Une exception est cependant à signaler. La société des financiers, par son opulence, ses goûts de luxe et de plaisir, par ses désirs d'arriver à la noblesse, faisait contraste avec la majeure partie de la haute bourgeoisie. Les fermiers généraux tenaient une place intermédiaire à peu près semblable à celle des magistrats des parlemens. Très en vue, coudoyant les grands seigneurs, les Beaujon, les Bouret, les Grimod, les Godart, les Augeard, tous d’une rare aptitude administrative, quelques-uns même écrivant avec une plume de véritable gentilhomme, à force de bel air et d’impertinente individualité, avaient emprunté ces vices élégans qui substituaient les fantaisies aux passions et ce scepticisme que donne aux manieurs d’argent la connaissance intime de l’espèce humaine. C'était dans le milieu des financiers que se trouvaient en plus grand nombre les raffinés à qui l’on devait la création de toute cette artistique industrie du rococo, du superflu, de l’inutile, de la récréation des yeux, que le XVIIIe siècle a emportée avec ses paniers, ses falbalas, ses élégances. C’était là aussi que se recrutaient ces dégoûtés à qui rien ne faisait plus d’effet comme vrai, mais comme bien trouvé ; ceux qui méprisaient les hommes en théorie par-delà ce qu'on peut imaginer et qui cédaient, à chaque instant, à des sentimens de bienveillance et d’indulgence ; le siècle le voulait ainsi.

Si quelques scandales, dont toutes les chroniques parlèrent, ont compromis des noms de femmes appartenant aux degrés supérieurs du tiers état, il faut se garder de généraliser. Les fortes assises de la famille bourgeoise ne furent pas atteintes, même au travers des dissipations et des tentations de la richesse rapidement acquise. La mère était là avec ses préoccupations de l’éducation des enfans. Le collège des Grassins, le collège du Plessis ou les oratoriens de Juilly comptaient au premier rang de leurs élèves studieux les fils de ces fastueuses parvenues, les plus empressées à fêter l'esprit et les philosophes.

Il faudrait se garder de croire que la province fût séparée de Paris par les idées et les sentimens ; si l’on y connaissait moins la douceur de vivre, la volupté de causer librement avec les hommes qui vous entendent à demi-mot ou qui vous devinent, on était souvent mieux informé de l’existence des livres. Un ouvrage en plusieurs tomes n’était jamais lu à Paris que si la province avait décidé de son mérite. Jamais le commerce n’avait autant enrichi Lyon, Bordeaux, Marseille, Nantes, que sous le règne de Louis XVI. La vie mondaine de la bourgeoisie était brillante ; on y jouait beaucoup la comédie de société, et si le goût établissait des différences inévitables, l’honnêteté et le bon ton n’en créaient pas. La probité légendaire des grandes maisons commerciales, l’originalité plus accusée peut-être des caractères, mettaient plus en relief la vigueur morale du haut monde bourgeois. Mais aussi il se trouvait directement face à face avec la noblesse provinciale, qui s’efforçait de plus en plus de racheter par la morgue des manières une importance effacée et qui trouvait, dans des privilèges de vanité, des compensations à une fortune déchue.

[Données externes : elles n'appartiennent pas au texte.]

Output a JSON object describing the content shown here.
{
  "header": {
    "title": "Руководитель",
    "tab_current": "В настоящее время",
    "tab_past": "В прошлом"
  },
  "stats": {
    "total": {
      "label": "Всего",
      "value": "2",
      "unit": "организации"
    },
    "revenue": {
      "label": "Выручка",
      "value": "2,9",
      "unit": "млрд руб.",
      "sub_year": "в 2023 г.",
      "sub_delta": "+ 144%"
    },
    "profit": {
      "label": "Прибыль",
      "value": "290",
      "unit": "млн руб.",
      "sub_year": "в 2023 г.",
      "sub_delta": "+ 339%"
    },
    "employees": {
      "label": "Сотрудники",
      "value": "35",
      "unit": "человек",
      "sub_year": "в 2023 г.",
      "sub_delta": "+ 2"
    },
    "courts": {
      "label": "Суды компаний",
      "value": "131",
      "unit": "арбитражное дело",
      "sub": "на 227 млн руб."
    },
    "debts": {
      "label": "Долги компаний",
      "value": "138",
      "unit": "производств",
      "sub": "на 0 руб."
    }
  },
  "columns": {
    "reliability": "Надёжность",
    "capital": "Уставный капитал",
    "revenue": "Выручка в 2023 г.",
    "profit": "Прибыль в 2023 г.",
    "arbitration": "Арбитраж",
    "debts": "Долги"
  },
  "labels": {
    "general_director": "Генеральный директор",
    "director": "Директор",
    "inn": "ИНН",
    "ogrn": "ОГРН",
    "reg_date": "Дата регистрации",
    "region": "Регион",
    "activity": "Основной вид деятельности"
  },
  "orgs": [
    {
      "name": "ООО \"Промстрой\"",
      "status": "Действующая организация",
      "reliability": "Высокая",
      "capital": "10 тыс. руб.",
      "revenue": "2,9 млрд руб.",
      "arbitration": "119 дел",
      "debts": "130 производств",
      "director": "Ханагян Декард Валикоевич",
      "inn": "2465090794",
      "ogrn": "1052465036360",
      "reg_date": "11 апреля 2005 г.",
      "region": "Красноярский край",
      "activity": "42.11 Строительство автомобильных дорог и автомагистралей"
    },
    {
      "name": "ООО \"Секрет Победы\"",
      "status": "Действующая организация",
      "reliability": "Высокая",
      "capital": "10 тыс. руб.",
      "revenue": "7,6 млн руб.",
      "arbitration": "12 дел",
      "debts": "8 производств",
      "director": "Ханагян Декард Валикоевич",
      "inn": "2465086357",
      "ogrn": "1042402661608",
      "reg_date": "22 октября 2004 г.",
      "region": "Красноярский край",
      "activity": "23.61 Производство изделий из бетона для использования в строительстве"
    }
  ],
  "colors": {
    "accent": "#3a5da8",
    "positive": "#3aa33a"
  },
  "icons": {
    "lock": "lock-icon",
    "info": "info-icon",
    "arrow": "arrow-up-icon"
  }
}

Maintenant que nous connaissons les personnages, écoutons-les parler et voyons-les agir.


III.

La révolution sociale de 1789 ne fut que la fin logique et attendue des efforts persistans des classes moyennes depuis plusieurs siècles. Quand l’heure eut sonné, la haute bourgeoisie fut unanime sur ce point qu'il fallait résolument substituer aux institutions aristocratiques et féodales un état nouveau, simple, uniforme, ayant pour base l’égalité des conditions. Même ceux qui, sur les théories politiques, étaient en désaccord, parce qu'ils étaient plus instruits, comme Meunier, Malouet, partageaient, sur les théories civiles, les idées communes. Bien avant la convocation des états-généraux, bien avant le 14 juillet et le 4 août, la révolution était faite dans leur esprit et dans leurs mœurs. Tenant aux deux extrémités de la société française, la classe moyenne écoutait et jugeait toutes les critiques et toutes les plaintes, toutes les colères et toutes les souffrances.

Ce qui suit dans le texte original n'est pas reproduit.